The SPX declined about 5/8 of its gain from the "orthodox" EWave low of June 23 to the top, a bit more than I expected. The great show of internal strength on July 14 promised a great liftoff in a few days, which we have. Despite monolithic negativism in the "lamestream" media, some money managers have caught on to this bull move. Investors Intelligence Advisors Sentiment poll is bullish now and market-based sentiment is very bearishly configured, which is, of course, bullish.
The long term bullish case for stocks and commodities remains as outlined in the recent Kondratieff update. World demand is there and world liquidity to satisfy demand is there as well. Market choppiness is a good thing because it prolongs trends and keeps them from getting too frothy too soon. As Don Wolanchuk says, the market wants to go from the bargain range to an ultimate top with as few people on board as possible. Bad news and choppiness keeps them home.

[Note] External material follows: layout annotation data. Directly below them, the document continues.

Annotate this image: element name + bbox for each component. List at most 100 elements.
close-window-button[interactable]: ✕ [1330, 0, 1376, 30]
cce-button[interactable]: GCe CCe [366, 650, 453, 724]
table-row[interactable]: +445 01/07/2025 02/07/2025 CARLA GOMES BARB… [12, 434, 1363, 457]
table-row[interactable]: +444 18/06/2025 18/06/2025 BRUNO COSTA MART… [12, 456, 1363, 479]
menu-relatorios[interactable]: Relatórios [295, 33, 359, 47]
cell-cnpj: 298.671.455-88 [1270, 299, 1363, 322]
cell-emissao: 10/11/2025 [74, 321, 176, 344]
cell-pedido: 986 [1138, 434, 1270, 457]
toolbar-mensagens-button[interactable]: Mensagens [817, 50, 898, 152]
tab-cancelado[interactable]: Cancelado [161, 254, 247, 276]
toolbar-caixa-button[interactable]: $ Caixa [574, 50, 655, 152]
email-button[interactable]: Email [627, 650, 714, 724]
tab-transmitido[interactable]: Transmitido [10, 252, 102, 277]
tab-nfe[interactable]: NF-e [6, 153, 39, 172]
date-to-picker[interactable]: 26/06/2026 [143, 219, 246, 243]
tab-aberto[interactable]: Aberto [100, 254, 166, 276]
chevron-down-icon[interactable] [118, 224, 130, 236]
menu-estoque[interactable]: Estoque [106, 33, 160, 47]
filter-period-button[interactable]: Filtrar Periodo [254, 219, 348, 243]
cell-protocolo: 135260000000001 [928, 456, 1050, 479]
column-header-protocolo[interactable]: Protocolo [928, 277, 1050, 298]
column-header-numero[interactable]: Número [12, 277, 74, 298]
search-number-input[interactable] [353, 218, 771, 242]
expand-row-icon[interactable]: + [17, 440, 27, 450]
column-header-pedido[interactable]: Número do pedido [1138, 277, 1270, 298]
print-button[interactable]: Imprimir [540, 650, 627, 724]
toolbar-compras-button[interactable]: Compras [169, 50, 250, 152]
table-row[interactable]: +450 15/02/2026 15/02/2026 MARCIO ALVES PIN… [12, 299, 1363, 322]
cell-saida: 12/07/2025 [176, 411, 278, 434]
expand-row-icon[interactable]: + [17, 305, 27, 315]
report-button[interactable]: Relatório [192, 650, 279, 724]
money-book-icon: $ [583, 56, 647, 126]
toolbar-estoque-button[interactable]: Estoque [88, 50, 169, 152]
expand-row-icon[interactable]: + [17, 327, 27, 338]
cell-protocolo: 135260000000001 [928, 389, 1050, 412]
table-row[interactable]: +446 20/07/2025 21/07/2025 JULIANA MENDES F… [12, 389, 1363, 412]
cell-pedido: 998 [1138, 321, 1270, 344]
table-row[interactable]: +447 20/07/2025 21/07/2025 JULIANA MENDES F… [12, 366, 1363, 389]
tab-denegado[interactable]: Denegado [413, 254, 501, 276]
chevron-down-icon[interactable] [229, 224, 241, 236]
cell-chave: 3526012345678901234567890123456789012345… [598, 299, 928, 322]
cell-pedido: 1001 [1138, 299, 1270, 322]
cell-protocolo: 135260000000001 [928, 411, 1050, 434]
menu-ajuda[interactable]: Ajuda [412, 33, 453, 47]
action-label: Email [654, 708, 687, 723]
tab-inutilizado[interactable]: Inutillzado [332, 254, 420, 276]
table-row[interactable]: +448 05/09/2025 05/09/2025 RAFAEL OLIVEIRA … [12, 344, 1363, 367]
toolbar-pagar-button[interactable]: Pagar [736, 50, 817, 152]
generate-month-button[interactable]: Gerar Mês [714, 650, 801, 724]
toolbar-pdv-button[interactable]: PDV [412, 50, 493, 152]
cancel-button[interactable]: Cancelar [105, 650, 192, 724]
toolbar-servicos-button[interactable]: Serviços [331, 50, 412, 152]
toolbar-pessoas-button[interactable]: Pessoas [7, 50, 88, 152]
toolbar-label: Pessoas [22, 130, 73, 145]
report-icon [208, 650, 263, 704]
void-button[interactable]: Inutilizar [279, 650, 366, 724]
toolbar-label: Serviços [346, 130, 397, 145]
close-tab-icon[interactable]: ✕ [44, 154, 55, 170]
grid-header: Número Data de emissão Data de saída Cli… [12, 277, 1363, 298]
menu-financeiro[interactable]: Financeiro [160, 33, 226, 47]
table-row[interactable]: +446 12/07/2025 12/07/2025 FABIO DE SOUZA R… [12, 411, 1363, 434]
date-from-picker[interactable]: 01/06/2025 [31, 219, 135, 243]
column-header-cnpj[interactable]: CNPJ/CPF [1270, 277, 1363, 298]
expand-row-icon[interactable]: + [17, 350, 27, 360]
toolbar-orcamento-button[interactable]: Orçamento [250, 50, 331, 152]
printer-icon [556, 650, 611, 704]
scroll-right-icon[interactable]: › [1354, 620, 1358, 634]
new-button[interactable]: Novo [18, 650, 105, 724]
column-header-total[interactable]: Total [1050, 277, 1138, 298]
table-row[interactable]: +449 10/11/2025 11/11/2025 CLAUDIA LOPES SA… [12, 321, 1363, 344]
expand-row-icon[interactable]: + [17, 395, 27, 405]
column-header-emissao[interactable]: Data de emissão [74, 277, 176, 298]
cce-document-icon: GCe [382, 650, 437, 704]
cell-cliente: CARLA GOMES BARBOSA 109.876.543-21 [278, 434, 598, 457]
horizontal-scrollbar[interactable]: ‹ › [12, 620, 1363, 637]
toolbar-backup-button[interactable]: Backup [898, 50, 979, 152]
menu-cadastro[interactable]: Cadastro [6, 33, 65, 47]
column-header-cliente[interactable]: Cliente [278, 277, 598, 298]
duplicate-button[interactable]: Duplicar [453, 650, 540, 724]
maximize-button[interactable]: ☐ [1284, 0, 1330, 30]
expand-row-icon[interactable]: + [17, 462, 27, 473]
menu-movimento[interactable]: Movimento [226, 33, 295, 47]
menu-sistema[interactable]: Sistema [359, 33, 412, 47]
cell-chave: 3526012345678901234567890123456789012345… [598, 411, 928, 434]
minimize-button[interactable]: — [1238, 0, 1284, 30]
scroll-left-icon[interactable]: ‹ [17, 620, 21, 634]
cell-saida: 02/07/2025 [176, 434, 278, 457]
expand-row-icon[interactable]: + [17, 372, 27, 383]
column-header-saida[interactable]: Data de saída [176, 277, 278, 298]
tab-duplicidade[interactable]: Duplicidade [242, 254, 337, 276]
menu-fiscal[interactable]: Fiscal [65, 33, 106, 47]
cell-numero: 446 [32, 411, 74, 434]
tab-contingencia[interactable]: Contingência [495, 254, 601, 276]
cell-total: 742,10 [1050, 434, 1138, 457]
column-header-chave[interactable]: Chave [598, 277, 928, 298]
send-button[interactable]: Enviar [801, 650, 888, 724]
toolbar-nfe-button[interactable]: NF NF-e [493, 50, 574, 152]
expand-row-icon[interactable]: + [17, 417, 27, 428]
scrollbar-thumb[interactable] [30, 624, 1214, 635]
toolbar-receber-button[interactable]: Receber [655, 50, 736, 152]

Add to those factors this one: both commodity (crude goods) prices and interest rates will have to be much higher than now to choke off corporate profits for any large number of stocks. Remember that it took from 1949 to the late 1960's/early 70's to do that the last time around. And think of 2009-2009 as analogous to 1987-88, as I have insisted here before. Both were financial accidents during the middle periods of long bull markets.
Being in retirement and living off my funds I do not carry a large percentage in generic stock equities as a younger person can and should. I concentrate on income and on inflation protection with lower volatilities. But stocks can add a major lift factor even to portfolios like mine. So I do the analysis and cover stock markets here, but not as regularly as income and inflation assets.